How to Secure a Vibe-Coded App Before Launch

You built the app in a week. Before your first real user finds the SQL injection you didn't know was there, here's the workflow that actually works.

AI coding tools ship features. They don't audit themselves.

Cursor, Claude Code, and GitHub Copilot are great at writing code that compiles and passes tests. They're less reliable at writing code that's secure.
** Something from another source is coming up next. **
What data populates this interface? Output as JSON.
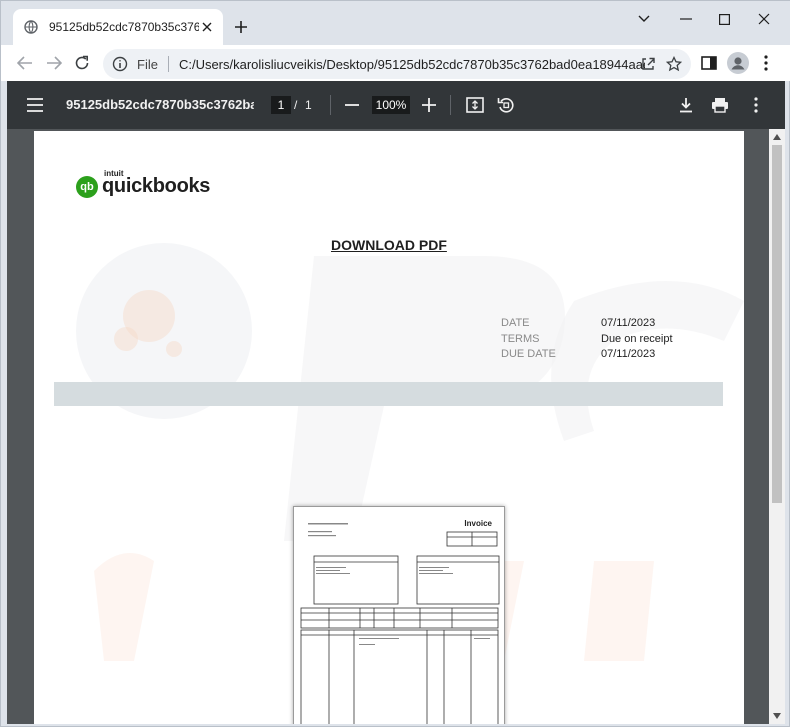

Not because they're bad at security (they know the patterns), but because they optimize for making the test green, not for hardening the trust boundary.

A 2025 study of Lovable apps in production found that 10.3% had exploitable vulnerabilities directly exposing user data. Most weren't theoretical weaknesses. They were SQL injections, unauthenticated admin routes, and path traversal bugs that any scanner could attempt, if someone pointed it at a live environment.
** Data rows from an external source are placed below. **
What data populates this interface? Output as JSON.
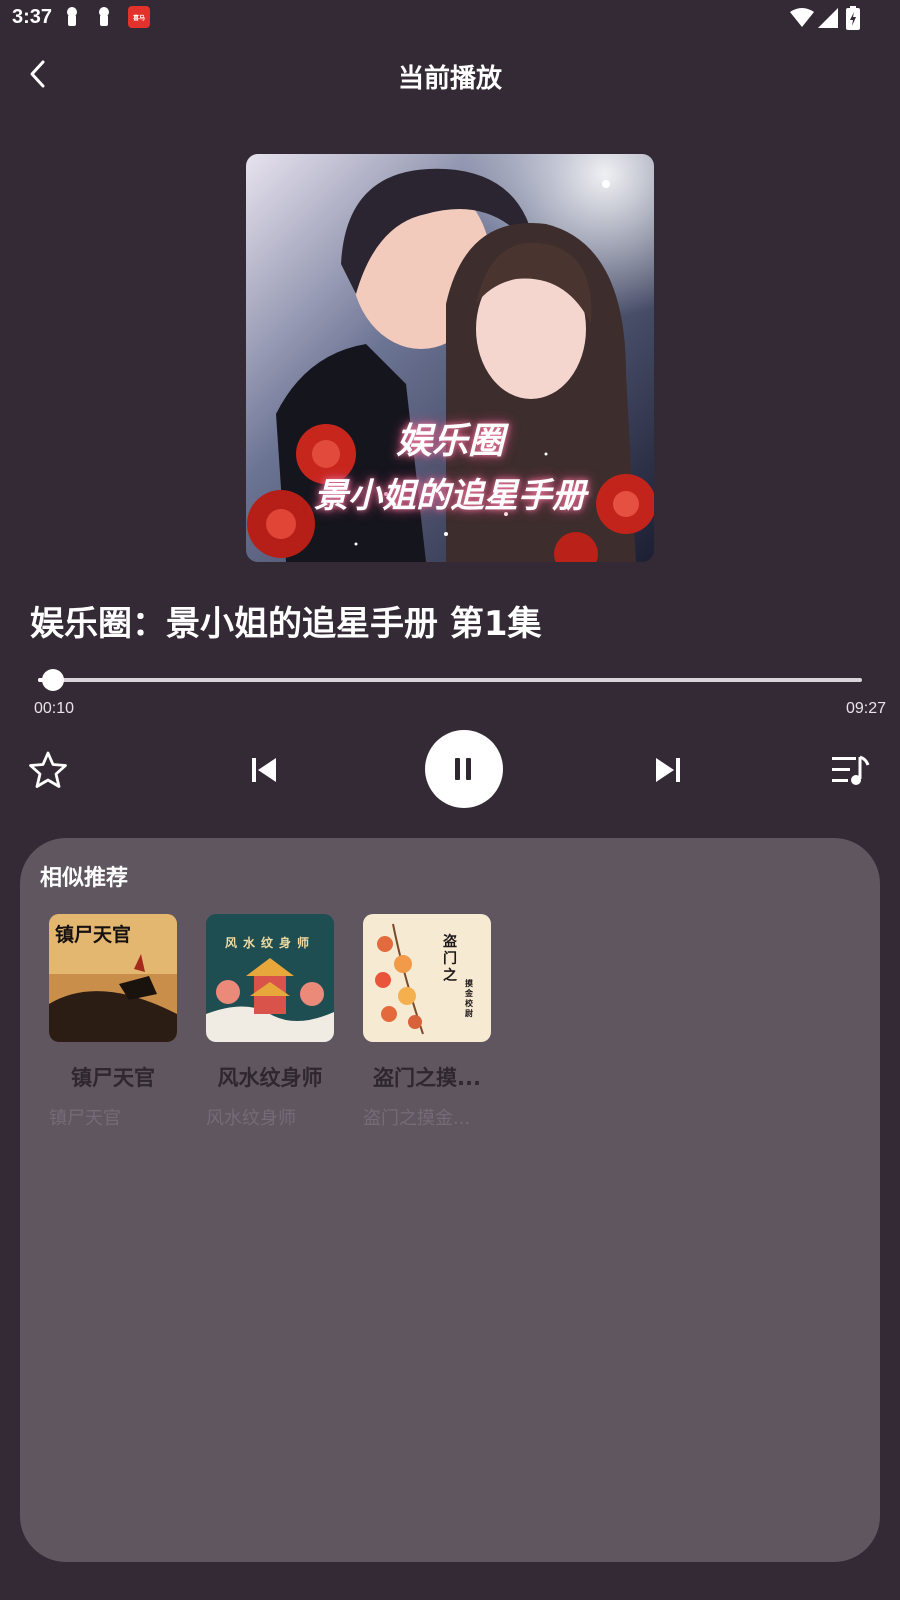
{
  "status_bar": {
    "time": "3:37",
    "app_badge_text": "喜马"
  },
  "header": {
    "title": "当前播放"
  },
  "cover": {
    "line1": "娱乐圈",
    "line2": "景小姐的追星手册"
  },
  "track": {
    "title": "娱乐圈：景小姐的追星手册 第1集",
    "current_time": "00:10",
    "total_time": "09:27",
    "progress_fraction": 0.018
  },
  "controls": {
    "favorite": "star-icon",
    "previous": "skip-previous-icon",
    "pause": "pause-icon",
    "next": "skip-next-icon",
    "playlist": "playlist-icon"
  },
  "recommendations": {
    "title": "相似推荐",
    "items": [
      {
        "name": "镇尸天官",
        "subtitle": "镇尸天官",
        "cover_text": "镇尸天官"
      },
      {
        "name": "风水纹身师",
        "subtitle": "风水纹身师",
        "cover_text": "风水纹身师"
      },
      {
        "name": "盗门之摸...",
        "subtitle": "盗门之摸金...",
        "cover_text_main": "盗门之",
        "cover_text_side": "摸金校尉"
      }
    ]
  },
  "colors": {
    "background": "#342a35",
    "panel": "#605660",
    "accent_white": "#ffffff"
  }
}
The gap isn't in the agent's knowledge. It's in what gets tested before launch.

The three bugs that show up most often in AI-generated apps

In our benchmark testing, three vulnerability classes account for the majority of confirmed findings in AI-generated apps.

SQL injection shows up because agents reach for template literals to build dynamic queries. The ORM wrapper isn't always there. A typical pattern: db.query(\SELECT * FROM users WHERE id = ${req.params.id}\). Syntactically correct, catastrophically exploitable. The agent knew about parameterized queries. It just didn't use one here.

Unauthenticated admin routes show up because agents scaffold admin endpoints first to make development faster, then auth middleware gets added later. Except sometimes it doesn't. A common finding: /api/admin/users returns the full user table with no authentication check.

Insecure file handling (path traversal and unsanitized upload destinations) shows up whenever file paths are constructed from user input without validation. fs.readFile('./uploads/' + req.params.filename) is the classic case.

Don't start from a checklist. Start from what's exploitable against your staging URL.

The instinct after reading the above is to open an OWASP checklist and work through it line by line. That's the wrong move. Checklists give you 40 things to worry about. Most of them are irrelevant to your specific stack.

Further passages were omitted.